Articles

Pat Buchanan's South Carolina Problem

The Wall Street Journal , March 01, 1996

Yankee writers tend to think of Southerners as poor, backward souls who wave Confederate flags, worship their ancestors, and secretly long for the return of Jim Crow. Pat Buchanan is a typical Yankee writer.

And unless he either changes his message or gets an enormous turnout of anti-abortion voters, his campaign will wreck on the shores of South Carolina—and rightly so. Judging from his rhetoric, he has no idea what state he's in.

Buchanan rolls into South Carolina preaching protectionism, bashing multinational corporations, and condemning companies that move their plants. He sells an economic policy based on stasis, on the idea that the best economy is one in which nothing changes.

In other words, he's pushing nostalgia for the days when South Carolina was poor. If he'd been in charge, he would have made sure it stayed poor.

For the historically inclined, Buchanan can't heap enough praise on 19th-century protectionism, the bane of Southerners. The Solid South voted Democratic not just because of Abe Lincoln but because its farmers desperately wanted to sell in international markets, and the Republican economic policies blocked them.

"The first practicable step in the way of restoring prosperity to the farmers, and to all classes of the people, is to overthrow the Republican party, with its unjust tariff laws," wrote North Carolina Congressman John S. Henderson in 1890. Southern farmers needed "the widest markets in the world," and Southern Democrats promised voters they'd fight for free trade.

Southerners also know that free trade doesn't produce a sucking sound, pulling all jobs to the cheapest labor. Otherwise, every job in America would have moved South long ago. There are, after all, no trade barriers between Mississippi and Michigan.

Some jobs did move, of course—including arch-protectionist (and major Buchanan backer) Roger Milliken's textile company, which left New York in 1954. But mostly the Southern economy has grown by trading with the world, and increasing the economic pie. Buchanan's despised multinationals have been a huge part of the story. America exports its image out of the Deep South, whether beamed by Cable News Network or bottled by Coca-Cola. And Buchanan's nostalgia for Big Steel rings hollow in the region than gave birth to Nucor and the minimill.
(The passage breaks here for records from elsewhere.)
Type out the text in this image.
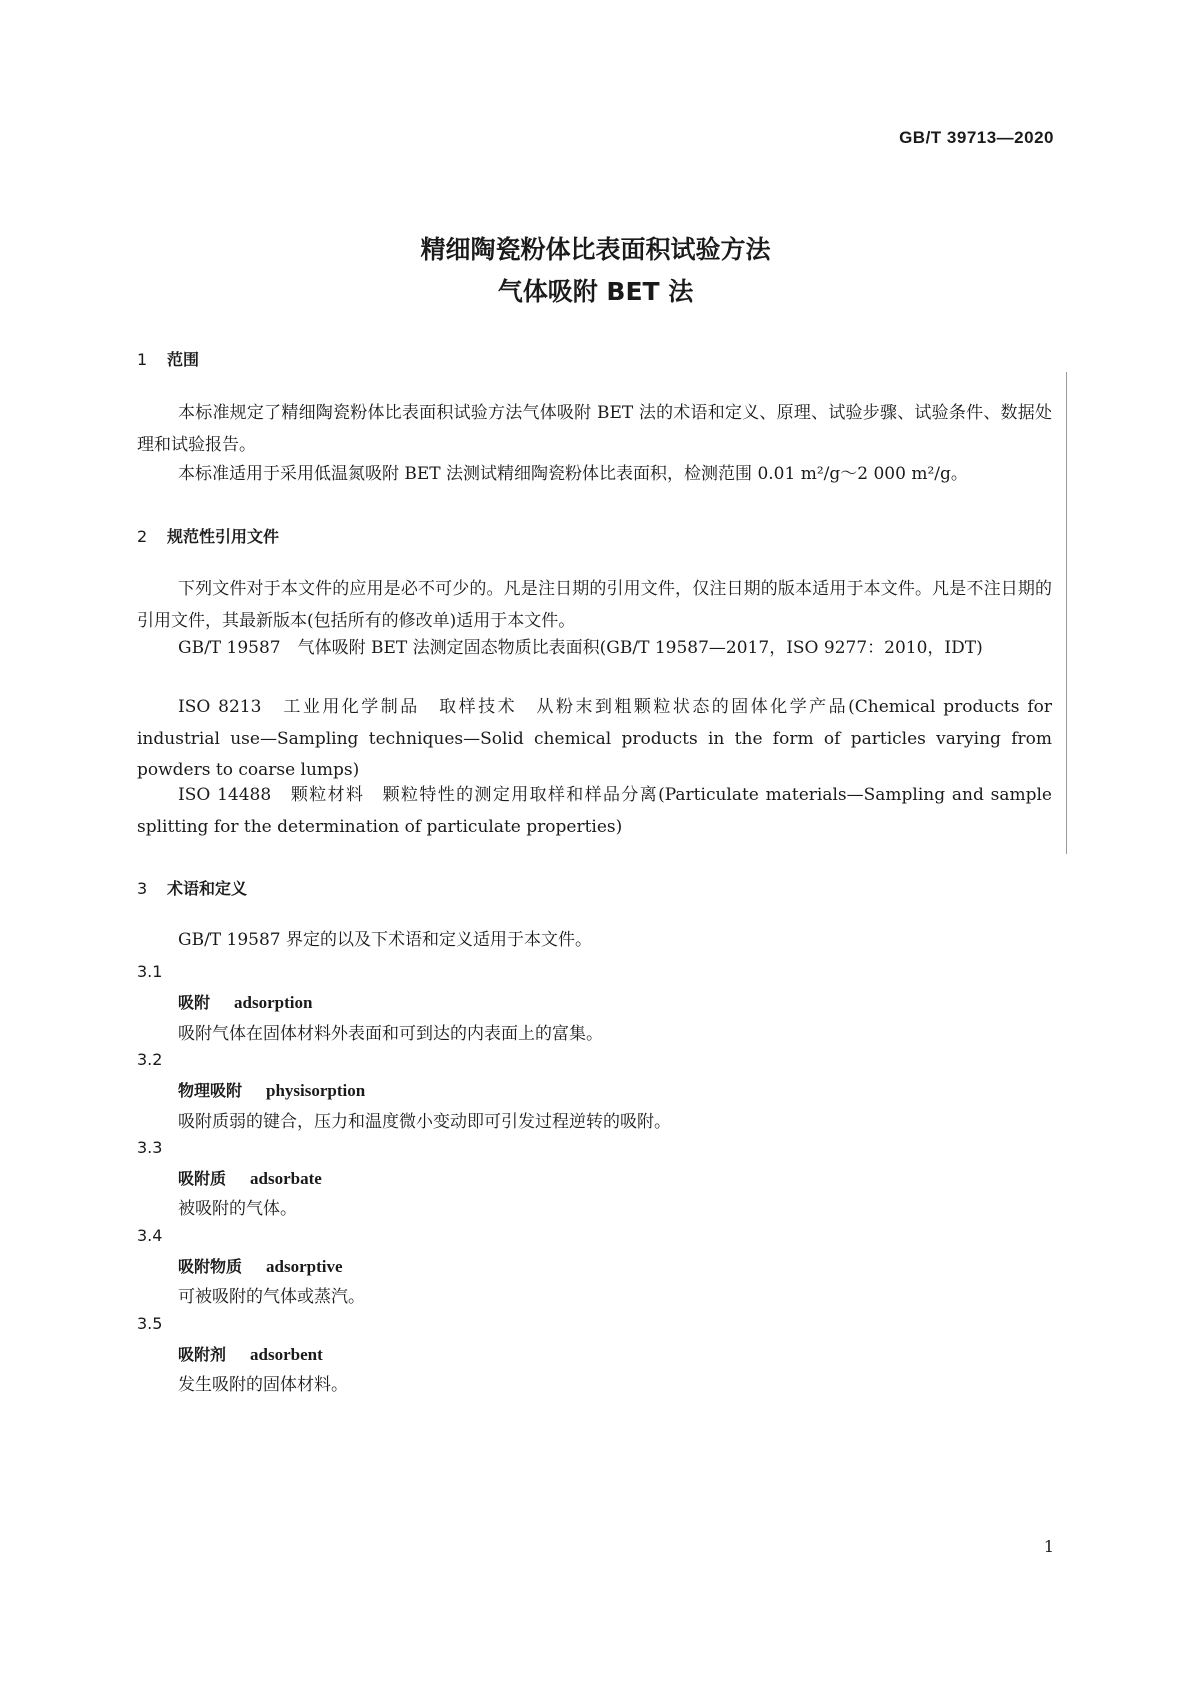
GB/T 39713—2020
精细陶瓷粉体比表面积试验方法
气体吸附 BET 法
1 范围
本标准规定了精细陶瓷粉体比表面积试验方法气体吸附 BET 法的术语和定义、原理、试验步骤、试验条件、数据处理和试验报告。
本标准适用于采用低温氮吸附 BET 法测试精细陶瓷粉体比表面积，检测范围 0.01 m²/g～2 000 m²/g。
2 规范性引用文件
下列文件对于本文件的应用是必不可少的。凡是注日期的引用文件，仅注日期的版本适用于本文件。凡是不注日期的引用文件，其最新版本(包括所有的修改单)适用于本文件。
GB/T 19587　气体吸附 BET 法测定固态物质比表面积(GB/T 19587—2017，ISO 9277：2010，IDT)
ISO 8213　工业用化学制品　取样技术　从粉末到粗颗粒状态的固体化学产品(Chemical products for industrial use—Sampling techniques—Solid chemical products in the form of particles varying from powders to coarse lumps)
ISO 14488　颗粒材料　颗粒特性的测定用取样和样品分离(Particulate materials—Sampling and sample splitting for the determination of particulate properties)
3 术语和定义
GB/T 19587 界定的以及下术语和定义适用于本文件。
3.1
吸附 adsorption
吸附气体在固体材料外表面和可到达的内表面上的富集。
3.2
物理吸附 physisorption
吸附质弱的键合，压力和温度微小变动即可引发过程逆转的吸附。
3.3
吸附质 adsorbate
被吸附的气体。
3.4
吸附物质 adsorptive
可被吸附的气体或蒸汽。
3.5
吸附剂 adsorbent
发生吸附的固体材料。
1
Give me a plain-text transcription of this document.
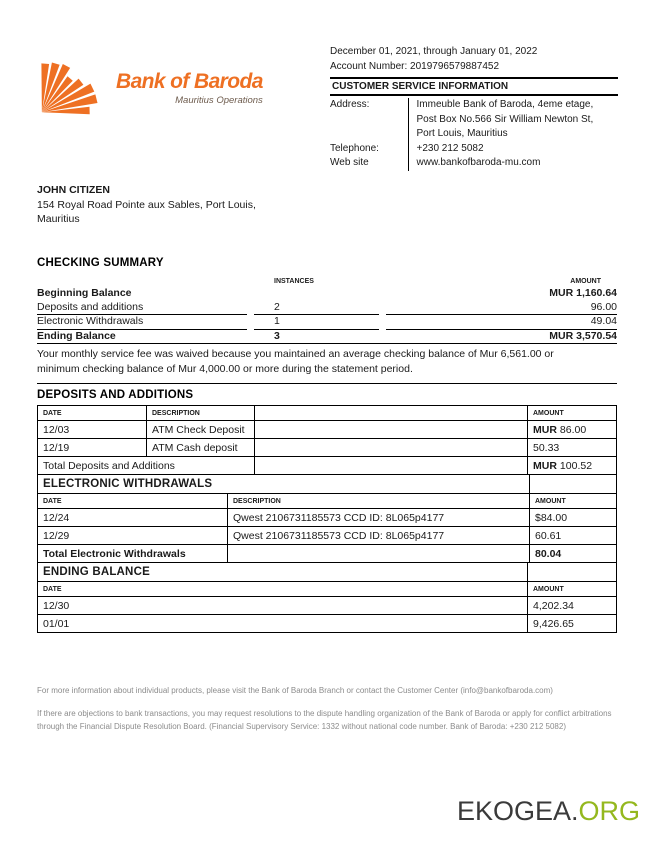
Bank of Baroda
Mauritius Operations
December 01, 2021, through January 01, 2022
Account Number: 2019796579887452
CUSTOMER SERVICE INFORMATION
Address:	Immeuble Bank of Baroda, 4eme etage,
Post Box No.566 Sir William Newton St,
Port Louis, Mauritius

Telephone:	+230 212 5082
Web site	www.bankofbaroda-mu.com
JOHN CITIZEN
154 Royal Road Pointe aux Sables, Port Louis,
Mauritius
CHECKING SUMMARY
INSTANCES	AMOUNT
Beginning Balance	MUR 1,160.64
Deposits and additions	2	96.00
Electronic Withdrawals	1	49.04
Ending Balance	3	MUR 3,570.54
Your monthly service fee was waived because you maintained an average checking balance of Mur 6,561.00 or
minimum checking balance of Mur 4,000.00 or more during the statement period.
DEPOSITS AND ADDITIONS
DATE	DESCRIPTION		AMOUNT
12/03	ATM Check Deposit		MUR 86.00
12/19	ATM Cash deposit		50.33
Total Deposits and Additions			MUR 100.52
ELECTRONIC WITHDRAWALS		
DATE	DESCRIPTION	AMOUNT
12/24	Qwest 2106731185573 CCD ID: 8L065p4177	$84.00
12/29	Qwest 2106731185573 CCD ID: 8L065p4177	60.61
Total Electronic Withdrawals		80.04
ENDING BALANCE	
DATE	AMOUNT
12/30	4,202.34
01/01	9,426.65

For more information about individual products, please visit the Bank of Baroda Branch or contact the Customer Center (info@bankofbaroda.com)

If there are objections to bank transactions, you may request resolutions to the dispute handling organization of the Bank of Baroda or apply for conflict arbitrations through the Financial Dispute Resolution Board. (Financial Supervisory Service: 1332 without national code number. Bank of Baroda: +230 212 5082)

EKOGEA.ORG
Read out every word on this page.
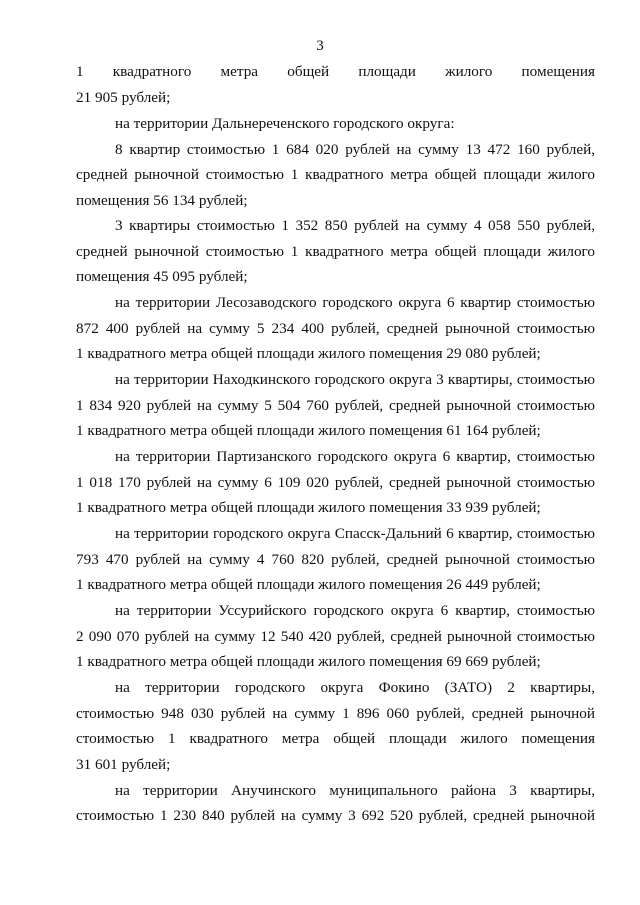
3
1 квадратного метра общей площади жилого помещения
21 905 рублей;
на территории Дальнереченского городского округа:
8 квартир стоимостью 1 684 020 рублей на сумму 13 472 160 рублей,
средней рыночной стоимостью 1 квадратного метра общей площади жилого
помещения 56 134 рублей;
3 квартиры стоимостью 1 352 850 рублей на сумму 4 058 550 рублей,
средней рыночной стоимостью 1 квадратного метра общей площади жилого
помещения 45 095 рублей;
на территории Лесозаводского городского округа 6 квартир стоимостью
872 400 рублей на сумму 5 234 400 рублей, средней рыночной стоимостью
1 квадратного метра общей площади жилого помещения 29 080 рублей;
на территории Находкинского городского округа 3 квартиры, стоимостью
1 834 920 рублей на сумму 5 504 760 рублей, средней рыночной стоимостью
1 квадратного метра общей площади жилого помещения 61 164 рублей;
на территории Партизанского городского округа 6 квартир, стоимостью
1 018 170 рублей на сумму 6 109 020 рублей, средней рыночной стоимостью
1 квадратного метра общей площади жилого помещения 33 939 рублей;
на территории городского округа Спасск-Дальний 6 квартир, стоимостью
793 470 рублей на сумму 4 760 820 рублей, средней рыночной стоимостью
1 квадратного метра общей площади жилого помещения 26 449 рублей;
на территории Уссурийского городского округа 6 квартир, стоимостью
2 090 070 рублей на сумму 12 540 420 рублей, средней рыночной стоимостью
1 квадратного метра общей площади жилого помещения 69 669 рублей;
на территории городского округа Фокино (ЗАТО) 2 квартиры,
стоимостью 948 030 рублей на сумму 1 896 060 рублей, средней рыночной
стоимостью 1 квадратного метра общей площади жилого помещения
31 601 рублей;
на территории Анучинского муниципального района 3 квартиры,
стоимостью 1 230 840 рублей на сумму 3 692 520 рублей, средней рыночной
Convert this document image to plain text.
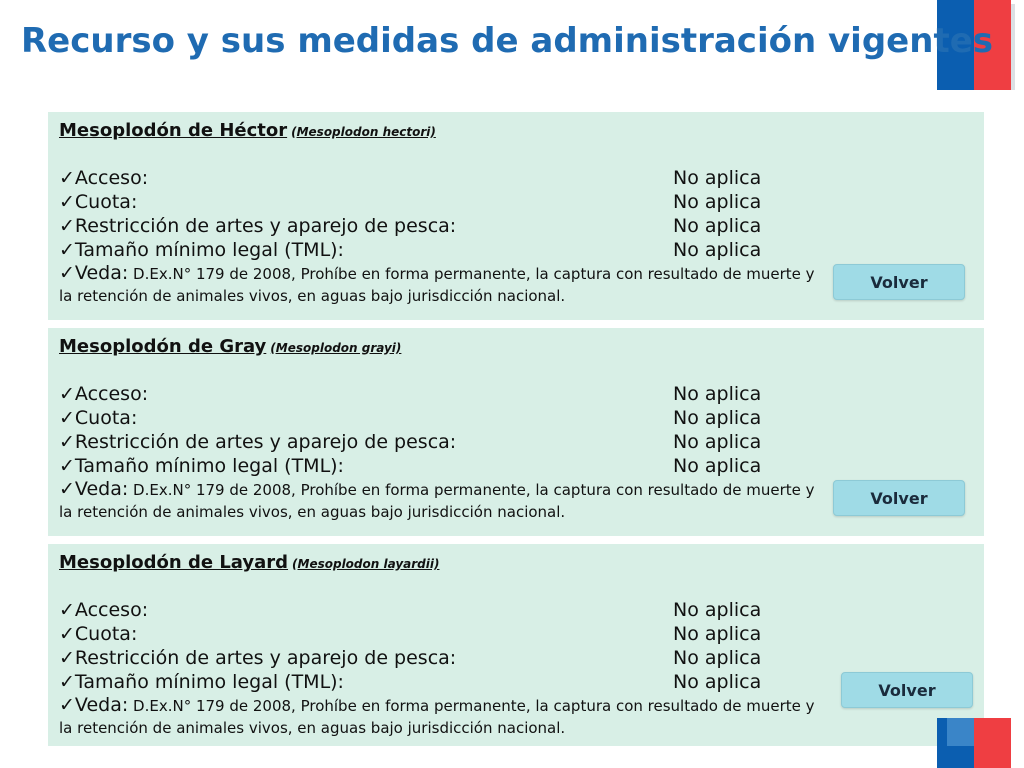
Recurso y sus medidas de administración vigentes
Mesoplodón de Héctor (Mesoplodon hectori)
✓Acceso:	No aplica
✓Cuota:	No aplica
✓Restricción de artes y aparejo de pesca:	No aplica
✓Tamaño mínimo legal (TML):	No aplica
✓Veda: D.Ex.N° 179 de 2008, Prohíbe en forma permanente, la captura con resultado de muerte y la retención de animales vivos, en aguas bajo jurisdicción nacional.
Volver
Mesoplodón de Gray (Mesoplodon grayi)
✓Acceso:	No aplica
✓Cuota:	No aplica
✓Restricción de artes y aparejo de pesca:	No aplica
✓Tamaño mínimo legal (TML):	No aplica
✓Veda: D.Ex.N° 179 de 2008, Prohíbe en forma permanente, la captura con resultado de muerte y la retención de animales vivos, en aguas bajo jurisdicción nacional.
Volver
Mesoplodón de Layard (Mesoplodon layardii)
✓Acceso:	No aplica
✓Cuota:	No aplica
✓Restricción de artes y aparejo de pesca:	No aplica
✓Tamaño mínimo legal (TML):	No aplica
✓Veda: D.Ex.N° 179 de 2008, Prohíbe en forma permanente, la captura con resultado de muerte y la retención de animales vivos, en aguas bajo jurisdicción nacional.
Volver
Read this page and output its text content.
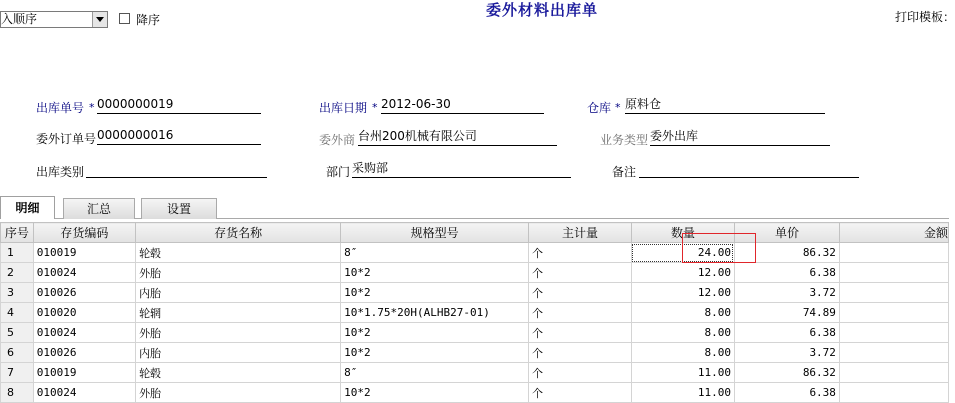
入顺序	降序
委外材料出库单	打印模板：
出库单号 * 0000000019	出库日期 * 2012-06-30	仓库 * 原料仓
委外订单号 0000000016	委外商 台州200机械有限公司	业务类型 委外出库
出库类别	部门 采购部	备注
明细	汇总	设置
序号	存货编码	存货名称	规格型号	主计量	数量	单价	金额
1	010019	轮毂	8″	个	24.00	86.32	
2	010024	外胎	10*2	个	12.00	6.38	
3	010026	内胎	10*2	个	12.00	3.72	
4	010020	轮辋	10*1.75*20H(ALHB27-01)	个	8.00	74.89	
5	010024	外胎	10*2	个	8.00	6.38	
6	010026	内胎	10*2	个	8.00	3.72	
7	010019	轮毂	8″	个	11.00	86.32	
8	010024	外胎	10*2	个	11.00	6.38	
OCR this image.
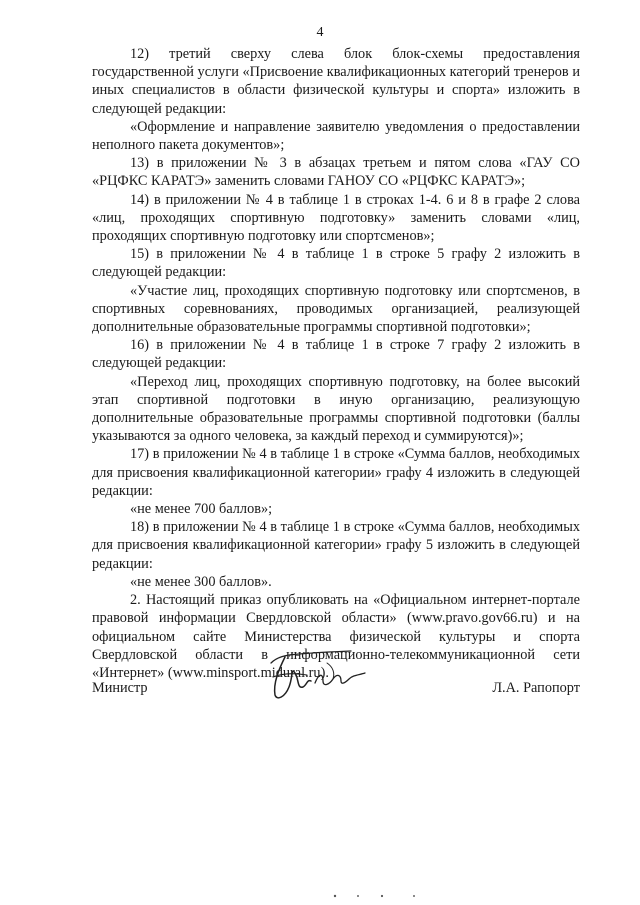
4

12) третий сверху слева блок блок-схемы предоставления государственной услуги «Присвоение квалификационных категорий тренеров и иных специалистов в области физической культуры и спорта» изложить в следующей редакции:

«Оформление и направление заявителю уведомления о предоставлении неполного пакета документов»;

13) в приложении № 3 в абзацах третьем и пятом слова «ГАУ СО «РЦФКС КАРАТЭ» заменить словами ГАНОУ СО «РЦФКС КАРАТЭ»;

14) в приложении № 4 в таблице 1 в строках 1-4. 6 и 8 в графе 2 слова «лиц, проходящих спортивную подготовку» заменить словами «лиц, проходящих спортивную подготовку или спортсменов»;

15) в приложении № 4 в таблице 1 в строке 5 графу 2 изложить в следующей редакции:

«Участие лиц, проходящих спортивную подготовку или спортсменов, в спортивных соревнованиях, проводимых организацией, реализующей дополнительные образовательные программы спортивной подготовки»;

16) в приложении № 4 в таблице 1 в строке 7 графу 2 изложить в следующей редакции:

«Переход лиц, проходящих спортивную подготовку, на более высокий этап спортивной подготовки в иную организацию, реализующую дополнительные образовательные программы спортивной подготовки (баллы указываются за одного человека, за каждый переход и суммируются)»;

17) в приложении № 4 в таблице 1 в строке «Сумма баллов, необходимых для присвоения квалификационной категории» графу 4 изложить в следующей редакции:

«не менее 700 баллов»;

18) в приложении № 4 в таблице 1 в строке «Сумма баллов, необходимых для присвоения квалификационной категории» графу 5 изложить в следующей редакции:

«не менее 300 баллов».

2. Настоящий приказ опубликовать на «Официальном интернет-портале правовой информации Свердловской области» (www.pravo.gov66.ru) и на официальном сайте Министерства физической культуры и спорта Свердловской области в информационно-телекоммуникационной сети «Интернет» (www.minsport.midural.ru).

Министр	Л.А. Рапопорт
Everyone, including Bob Dole, who campaigned there on Tuesday, knows about the BMW plant in Greer. But foreign investment in the Upstate—the northwestern region that includes Greenville and Spartanburg—was old news by the time the car maker arrived.Throughout the 1960s, a host of mostly Swiss and Austrian precision machinery companies had located in the area, often spinning off entrepreneurial employees' startups. Michelin, the French tire maker, hit the state in the late 1970s, and remains its largest employer. The large Bi-Lo grocery chain, headquartered in Greenville and employing some 4,000 South Carolinians, is owned by a Dutch concern. Overall, the state ranks third in the percentage of private-industry employees working for nonbank foreign-owned firms, at 8.1 percent in 1993, behind Hawaii and Delaware. (By comparison, in California, the figure is 5 percent, just over the national average.) Foreign companies directly account for more than 100,000 South Carolina jobs, and exports are booming. Although some small textile towns make for good Buchanan campaign backdrops, help wanted signs are everywhere in the Upstate. Unemployment in heavily Republican Greenville County stands at less than 3 percent.

South Carolina is actually a more natural place to sell Steve Forbes's dynamic message of "hope, growth, and opportunity" than Buchanan's dreams of a never-changing economy. Harvard Business School professor Rosabeth Moss Kanter, who conducted regional focus groups on attitudes toward international business, found Buchananites—but mostly in Boston. In South Carolina, she writes in World Class, "people are highly positive about the global economy." Republican pollster Linda DiVall says that when she was with the Gramm campaign, their South Carolina polls showed people favoring free trade, including NAFTA and GATT, by a margin of 50 percent to 38 percent.

In fact, the foreign businesses that have settled in South Carolina shed some important light on Buchanan-style policies. Kanter quotes managers who praise the "flexibility" of Carolina workers compared to European ones. A long-time observer notes that Swiss immigrants settled partly because "there are so many things available in this country that you've got to go outside of Switzerland for. Here you can go from state to state and not have to stop to show your passports."

Flexible workers, and work rules. A borderless world... International companies came to South Carolina to get away from Buchananism, European-style. It's unlikely that their new home will adopt the American version—much as Yankee pundits might like that.